Although Sofonisba Anguissola (1532-1625) was one of the most famous female painters (if not the most famous) of the Italian Renaissance, she is somewhat obscure in today's history of art. Here's a small start to changing the legacy of this remarkable painter.
Her name comes from a Carthaginian princess deemed "exceedingly beautiful and notable, both in music and in writing", which were aspirations held by her father Amilcare.
Sofonisba Anguissola, Three Sisters Playing Chess. Oil on canvas, 1555. Approximately 28" by 38".
He subscribed to the education philosophy of Baldassare de Castiglione, who professed in The Courtesan (1528) that females should receive the education typically reserved for males; as such, Sofonisba Anguissola and her five younger sisters were taught music, painting, Latin and the humanities.

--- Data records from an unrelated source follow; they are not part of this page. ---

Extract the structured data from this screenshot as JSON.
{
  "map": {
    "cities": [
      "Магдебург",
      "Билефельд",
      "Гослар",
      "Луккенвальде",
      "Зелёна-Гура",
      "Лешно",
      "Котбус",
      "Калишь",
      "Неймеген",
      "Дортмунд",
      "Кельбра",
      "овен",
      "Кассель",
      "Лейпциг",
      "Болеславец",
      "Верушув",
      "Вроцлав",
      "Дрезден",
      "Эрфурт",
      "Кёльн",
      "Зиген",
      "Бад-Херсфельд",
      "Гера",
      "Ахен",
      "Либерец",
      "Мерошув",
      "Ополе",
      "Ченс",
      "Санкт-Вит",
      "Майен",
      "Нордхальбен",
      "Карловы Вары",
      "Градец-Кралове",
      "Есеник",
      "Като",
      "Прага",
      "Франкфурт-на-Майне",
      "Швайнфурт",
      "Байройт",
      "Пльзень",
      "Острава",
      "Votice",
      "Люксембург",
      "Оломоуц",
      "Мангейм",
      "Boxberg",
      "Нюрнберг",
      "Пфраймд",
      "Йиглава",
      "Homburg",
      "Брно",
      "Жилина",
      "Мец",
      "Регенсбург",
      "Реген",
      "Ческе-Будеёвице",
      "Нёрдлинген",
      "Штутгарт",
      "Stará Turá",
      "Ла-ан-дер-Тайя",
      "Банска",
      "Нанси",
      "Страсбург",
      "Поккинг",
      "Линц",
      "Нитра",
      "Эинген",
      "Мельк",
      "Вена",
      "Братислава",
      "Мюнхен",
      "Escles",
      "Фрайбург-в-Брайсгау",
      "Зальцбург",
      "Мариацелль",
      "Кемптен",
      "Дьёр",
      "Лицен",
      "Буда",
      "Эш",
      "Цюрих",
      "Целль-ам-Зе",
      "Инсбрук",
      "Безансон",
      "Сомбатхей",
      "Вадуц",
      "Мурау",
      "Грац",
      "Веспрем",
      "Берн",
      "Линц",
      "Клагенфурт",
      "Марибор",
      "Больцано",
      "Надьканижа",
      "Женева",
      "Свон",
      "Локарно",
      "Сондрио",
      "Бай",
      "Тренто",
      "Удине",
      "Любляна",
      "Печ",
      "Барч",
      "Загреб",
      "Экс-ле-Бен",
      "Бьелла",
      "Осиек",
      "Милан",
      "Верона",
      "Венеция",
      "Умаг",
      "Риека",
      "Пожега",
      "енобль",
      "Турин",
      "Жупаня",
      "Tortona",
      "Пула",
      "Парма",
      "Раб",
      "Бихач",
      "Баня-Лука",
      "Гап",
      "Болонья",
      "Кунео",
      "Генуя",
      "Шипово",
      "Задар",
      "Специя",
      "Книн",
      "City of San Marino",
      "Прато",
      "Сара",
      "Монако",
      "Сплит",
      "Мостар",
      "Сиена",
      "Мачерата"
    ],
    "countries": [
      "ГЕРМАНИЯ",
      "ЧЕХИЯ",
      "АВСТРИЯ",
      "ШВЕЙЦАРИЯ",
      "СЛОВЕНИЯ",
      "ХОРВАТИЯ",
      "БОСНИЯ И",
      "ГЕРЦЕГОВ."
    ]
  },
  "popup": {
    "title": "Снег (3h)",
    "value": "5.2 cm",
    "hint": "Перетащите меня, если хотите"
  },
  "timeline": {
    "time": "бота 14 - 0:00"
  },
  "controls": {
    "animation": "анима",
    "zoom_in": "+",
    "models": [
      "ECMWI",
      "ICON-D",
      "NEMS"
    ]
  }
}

Sofonisba Anguissola, excelling at a young age, studied with the painters, Bernardino Campi and Bernardino Gatti. Forbidden from seeing nude men in anatomy or life drawing classes, Anguissola focused on portraiture. By the age of 15, she was renowned for their expressiveness. At 20, Sofonisba Anguissola created one of her most famous paintings, Three Sisters Playing Chess (above), a well-known masterpiece of the Renaissance art.
Her sister, Lucia, gazes confidently at the viewer after capturing the queen of Minerva, who raises her right hand in surprise. The youngest sister, Europa, is captured in a flash of spontaneous laughter while a servant looks on; the match unfolds before the hazy background painted in the Renaissance art technique of sfumato.

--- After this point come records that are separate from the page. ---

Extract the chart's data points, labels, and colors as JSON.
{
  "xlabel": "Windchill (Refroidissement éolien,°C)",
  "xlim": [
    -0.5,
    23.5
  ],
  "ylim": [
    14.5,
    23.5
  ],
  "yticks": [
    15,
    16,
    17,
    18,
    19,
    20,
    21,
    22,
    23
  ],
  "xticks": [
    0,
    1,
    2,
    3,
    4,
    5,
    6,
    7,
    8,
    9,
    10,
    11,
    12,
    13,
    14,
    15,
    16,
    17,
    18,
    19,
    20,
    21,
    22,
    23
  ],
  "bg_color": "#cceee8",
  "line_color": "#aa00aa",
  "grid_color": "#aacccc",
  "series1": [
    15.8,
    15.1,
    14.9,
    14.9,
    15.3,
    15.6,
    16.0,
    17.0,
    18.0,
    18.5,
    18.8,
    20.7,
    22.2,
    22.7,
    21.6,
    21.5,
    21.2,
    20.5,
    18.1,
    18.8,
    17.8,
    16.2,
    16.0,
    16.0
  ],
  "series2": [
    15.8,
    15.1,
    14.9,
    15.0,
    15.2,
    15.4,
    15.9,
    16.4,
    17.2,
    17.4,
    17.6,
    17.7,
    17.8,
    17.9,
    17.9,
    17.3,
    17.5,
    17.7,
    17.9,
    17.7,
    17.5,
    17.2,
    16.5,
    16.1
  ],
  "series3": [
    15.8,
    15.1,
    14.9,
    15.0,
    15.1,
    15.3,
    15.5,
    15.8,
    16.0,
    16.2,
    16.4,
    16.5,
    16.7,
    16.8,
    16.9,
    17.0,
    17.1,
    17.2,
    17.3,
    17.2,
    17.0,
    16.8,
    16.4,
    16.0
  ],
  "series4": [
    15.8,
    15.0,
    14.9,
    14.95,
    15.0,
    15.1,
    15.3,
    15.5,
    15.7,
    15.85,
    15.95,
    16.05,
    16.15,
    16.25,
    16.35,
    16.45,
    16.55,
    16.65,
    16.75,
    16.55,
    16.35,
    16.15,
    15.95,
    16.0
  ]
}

Sofonisba Anguissola had a dash of the revolutionary about her -- not only was this portrayal of an everyday, informal domestic scene, or genre painting, the first in Italian painting, but also chess was typically played only by upper class men or nobility, not women; they were painted performing domestic pursuits.
As her reputation spread beyond Italy, Phillip II of Spain asked Sofonisba Anguissola to become lady-in-waiting and art teacher to Queen Isabella of Valois.
Sofonisba Anguissola, Phillip II of Spain. Oil on board, circa 1564. Prado, Madrid.
Anguissola left her native Cremona in 1559, and spent the next decade painting all members of the royal family, including a portrait of the Queen commissioned by the Pope.
Instead of being compensated with monetary payments as male court painters were, female artists like Sofonisba Anguissola often received luxurious gifts for which no records were kept. As such, there are fewer historical clues - and much controversy - in attributing paintings to Sofonisba Anguissola.
One such painting is Phillip II of Spain, originally attributed to Alonso Sanchez Coello, a fellow court painter, but attributed to Anguissola in 1996. She portrays a somber Phillip II fingering his Order of the Golden Fleece and dressed in the high hat and black clothing that typified his midlife.
Perhaps after more Sofonisba Anguissola paintings are identified, she'll regain the stature she had with the Florentine biographer, Filippo Baldinucci: in his book Lives (1681), he lavishly praised Sofonisba Anguissola and compared her to one of the most famous painters of all, Titian.